As shown in Figure 15(a), the randomly generated weave floating length line is too long, which leads to uneven fabric surfaces when weaving on the machine. At the same time, the strength of the dense weft floating length line is weak, so it is easy to break the yarns when weaving, resulting in uneven tension, uneven weaving, and other symptoms, which not only affect the efficiency, but also affect the aesthetics and completeness of the fabric. Therefore, as shown in Figure 15(b), the maximum floating length line is set to 3, and the combination generated after screening is shown in Figure 15(c), which is neat and beautiful, with an even distribution of weave points, and also with a unique pattern, which takes into account both scientific and ornamental aspects.

4.3.2. Mean Float Length Screening

As shown in Figure 16(a), the maximum ratio of the average floating length of the randomly generated weaves is too large, which leads to different interaction forces between different yarns, thus affecting the overall structure and dimensional stability of the fabric and affecting the weaving shrinkage. Therefore, the maximum ratio was set to 2.5, and the ratio of screened weaves was 2. The number of yarn in the weaves was similar and the fabric performance was better. However, it can be noted that the weave shown in Figure 16(a) is only screened for the average floating length, so the maximum floating length is still very long, which affects the coordination and aesthetics of the weave, as shown in Figure 16(b). The weave shown in Figure 16(c) is set to have a maximum floating length of 4, and then constrains the maximum ratio of the average floating length so that it does not exceed 2.5, which generates an weave that is not only innovative, but also meets the needs of actual production and preparation, as shown in Figure 16(c). The generated weave is both innovative and meets the needs of the actual production preparation, as shown in Figure 16(d).

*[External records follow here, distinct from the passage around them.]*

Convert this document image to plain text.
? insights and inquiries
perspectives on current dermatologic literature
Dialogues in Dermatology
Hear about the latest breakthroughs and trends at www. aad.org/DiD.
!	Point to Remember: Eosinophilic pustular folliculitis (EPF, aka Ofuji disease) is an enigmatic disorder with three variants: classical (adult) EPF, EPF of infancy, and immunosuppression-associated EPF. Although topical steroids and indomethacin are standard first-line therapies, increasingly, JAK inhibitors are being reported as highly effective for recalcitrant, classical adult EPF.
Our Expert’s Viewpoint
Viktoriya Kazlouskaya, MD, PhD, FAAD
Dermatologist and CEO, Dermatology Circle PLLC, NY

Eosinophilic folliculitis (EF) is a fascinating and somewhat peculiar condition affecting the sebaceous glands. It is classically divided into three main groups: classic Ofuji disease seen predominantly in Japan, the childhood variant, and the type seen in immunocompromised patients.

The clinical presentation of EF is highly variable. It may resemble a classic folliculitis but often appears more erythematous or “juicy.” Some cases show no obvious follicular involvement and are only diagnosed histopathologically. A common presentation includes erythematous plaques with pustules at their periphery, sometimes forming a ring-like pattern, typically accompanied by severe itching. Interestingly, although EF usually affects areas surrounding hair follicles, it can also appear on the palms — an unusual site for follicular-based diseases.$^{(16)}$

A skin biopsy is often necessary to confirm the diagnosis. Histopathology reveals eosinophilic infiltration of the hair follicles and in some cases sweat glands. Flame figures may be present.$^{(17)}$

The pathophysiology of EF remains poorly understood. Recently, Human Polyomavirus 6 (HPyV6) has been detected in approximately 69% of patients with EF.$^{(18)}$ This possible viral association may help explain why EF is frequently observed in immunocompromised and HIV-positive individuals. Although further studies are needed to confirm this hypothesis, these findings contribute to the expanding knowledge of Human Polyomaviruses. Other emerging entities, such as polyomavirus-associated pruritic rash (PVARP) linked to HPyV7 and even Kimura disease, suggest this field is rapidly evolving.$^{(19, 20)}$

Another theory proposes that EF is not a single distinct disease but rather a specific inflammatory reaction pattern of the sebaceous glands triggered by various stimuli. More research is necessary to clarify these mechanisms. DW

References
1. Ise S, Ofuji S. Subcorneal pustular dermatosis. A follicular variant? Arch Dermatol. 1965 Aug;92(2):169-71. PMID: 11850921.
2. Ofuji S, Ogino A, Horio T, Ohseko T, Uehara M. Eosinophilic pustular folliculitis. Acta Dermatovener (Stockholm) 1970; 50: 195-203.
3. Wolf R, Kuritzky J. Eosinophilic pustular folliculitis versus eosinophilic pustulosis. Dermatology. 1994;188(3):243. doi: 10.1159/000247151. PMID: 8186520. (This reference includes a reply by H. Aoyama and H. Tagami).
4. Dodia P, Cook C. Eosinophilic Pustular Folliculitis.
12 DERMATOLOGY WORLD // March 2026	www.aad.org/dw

3.3.3. Screening Techniques for Uniformity of Weave Point Distribution

As shown in Figure 17, because the maximum warp float length in the selected warp is three, the maximum retrieval module is set to 3× 3, that is, no Qj=9 (Qw=0) or Qw=9 (Qj=0) is allowed in any 3× 3 region in this weave. At the same time, the weave is also screened by the maximum floating length and average floating length; the maximum floating length is 3, and the average floating length is not more than 2.5. The weave has both randomness and uniqueness in appearance, as well as a unique feel and good physical properties, which can meet the requirements of weaving and realize the perfect unity of production demand and appearance design.

4. Conclusion

YWCAD is based on Visual Basic 6.0 and Access database technology‌, and realizes the digital design of yarn and weave through directional (user parameter input) and non-directional (algorithmic random generation) dual modes. At the same time, it integrates manual intervention and algorithmic randomness in the logic of single/multiple structure generation, which supports rapid construction of large cycle weave. The optimization module combines the control of float length, distribution uniformity, and other optimization modules that combine floating length control, distribution uniformity, and other indicators to screen solutions and solve weaving process problems‌. The system overcomes the bottleneck of traditional manual design efficiency and promotes intelligent upgrading of the textile field‌. However, the function of generating and identifying double-layer weaves has not yet been realized; therefore, it is possible to add a separate identification function to analyze whether the generated weaves are single-layer or double-layer, and then screen and optimize them individually if they are double-layer weaves. At the same time, the current program has a low degree of freedom in the design of some functions and there are some design limitations. If the functions of these two parts are improved, they can generate richer and more diversified weave compositions.